L’excellence du film est surtout due à son efficacité en tant que thriller. Cela est d’abord attribuable au langage cinématographique qui est parfaitement maîtrisé. Le superbe montage offre un enchaînement réfléchi des images et des séquences, qui crée une véritable tension chez le spectateur. La scène de la disparition de la voiture, comme une autre scène qu’il serait dommage de divulgâcher, montrent clairement cette maestria du montage. De plus, Quah a judicieusement recours au montage parallèle, comme lorsque le crime et la scène de boxe sont juxtaposés. À ces procédés s’ajoutent ceux de la mise en scène, qui sublime à plusieurs moments les émotions de la scène, notamment par des ralentis construits parfaitement.
Mais tout le côté thriller réussi du film ne serait rien sans la scénarisation impeccable, notamment dans la partie la plus importante du film, lorsque le protagoniste tente de camoufler le crime. Le long métrage livre plusieurs petits éléments au cours de l’intrigue, qui contribuent tous à mettre en haleine le spectateur, le faisant s’inquiéter pour la famille Li et questionner les possibles problèmes pouvant lui arriver. Le jeu du chat et de la souris entre la capitaine Laoorn et Weijie, le conflit principal du film, fonctionne aussi très bien. Même s’il arrive un peu de manière précipité (la chef de la police n’ayant pas de réelle relation avec le personnage principal pendant l’enquête), on est vite happés par le combat entre les deux personnages et on se demande qui gagnera à la fin. Petit bémol, il peut y avoir une certaine confusion par rapport au fonctionnement du plan de Weijie.
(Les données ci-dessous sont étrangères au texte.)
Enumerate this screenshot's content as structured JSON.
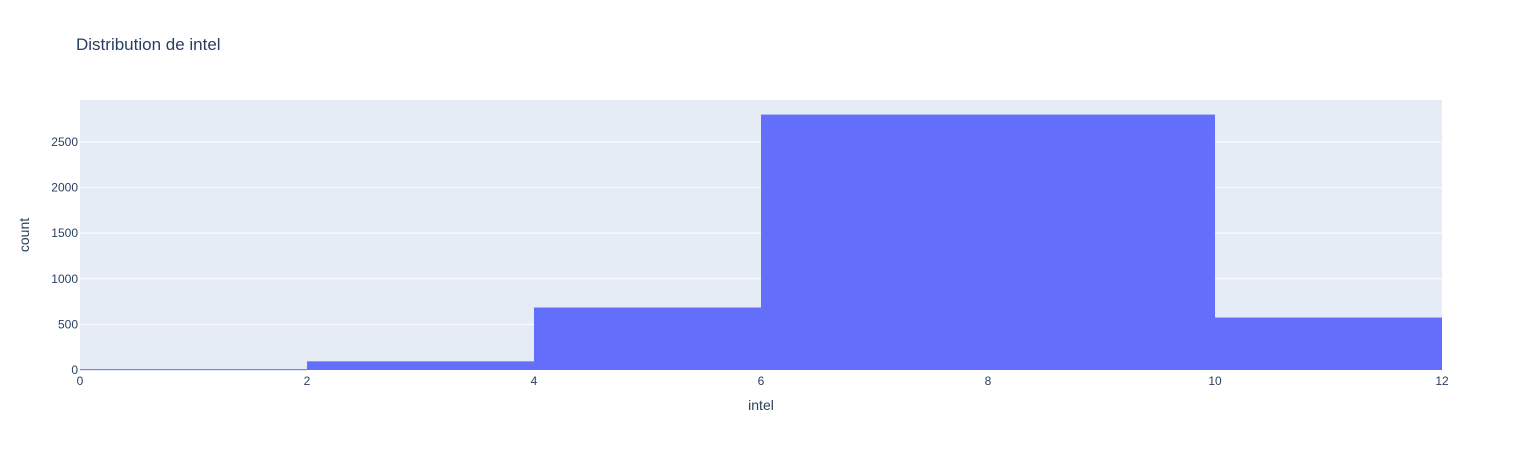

Outre le fait qu’il accentue la tension du film, le reste du scénario est aussi rempli de bonnes idées, comme le traitement de la cinéphilie du héros. S’il aurait été facile de le transformer en gimmick rigolo, comme par exemple en un personnage citant sans arrêt des répliques de films, le cinéaste fait un usage peut-être moins voyant de ce trait de caractère, mais qui sert énormément à l’intrigue. De plus, certaines des oeuvres citées pourront peut-être donner envie à des spectateurs curieux de les regarder, ce qui est un petit plus sympathique.
Ce qui est le plus étonnant, c’est que le long métrage traite de sujets plutôt osés. On y parle en effet de policiers abusant de leur pouvoir, de discrimination des classes sociales les plus basses par les plus hautes, ainsi que de la délinquance juvénile. Des sujets importants et cohérents avec l’actualité du moment. Le choix des sujets est particulièrement osé puisqu’il s’agit d’un film chinois. Car, même si l’action se place en Thaïlande (où ces problèmes sont aussi très présents), il n’est pas impossible de percevoir à travers les figures d’autorité du film ceux du gouvernement très contrôlant de l’empire du milieu. De plus, le film évite de rentrer dans le manichéisme facile en montrant qu’il n’y a aucun vainqueur au final et en offrant une fin réaliste.
En somme, Sam Quah fait une très belle première impression avec Sheep without a shepherd. Il crée un thriller d’une efficacité incroyable et doté d’un très bon scénario traitant de sujets osés. Avec le succès qu’a eu le film en Chine, son prochain long métrage risque d’être très attendu. Ici, on espère que le film aura droit à une distribution digne de sa qualité.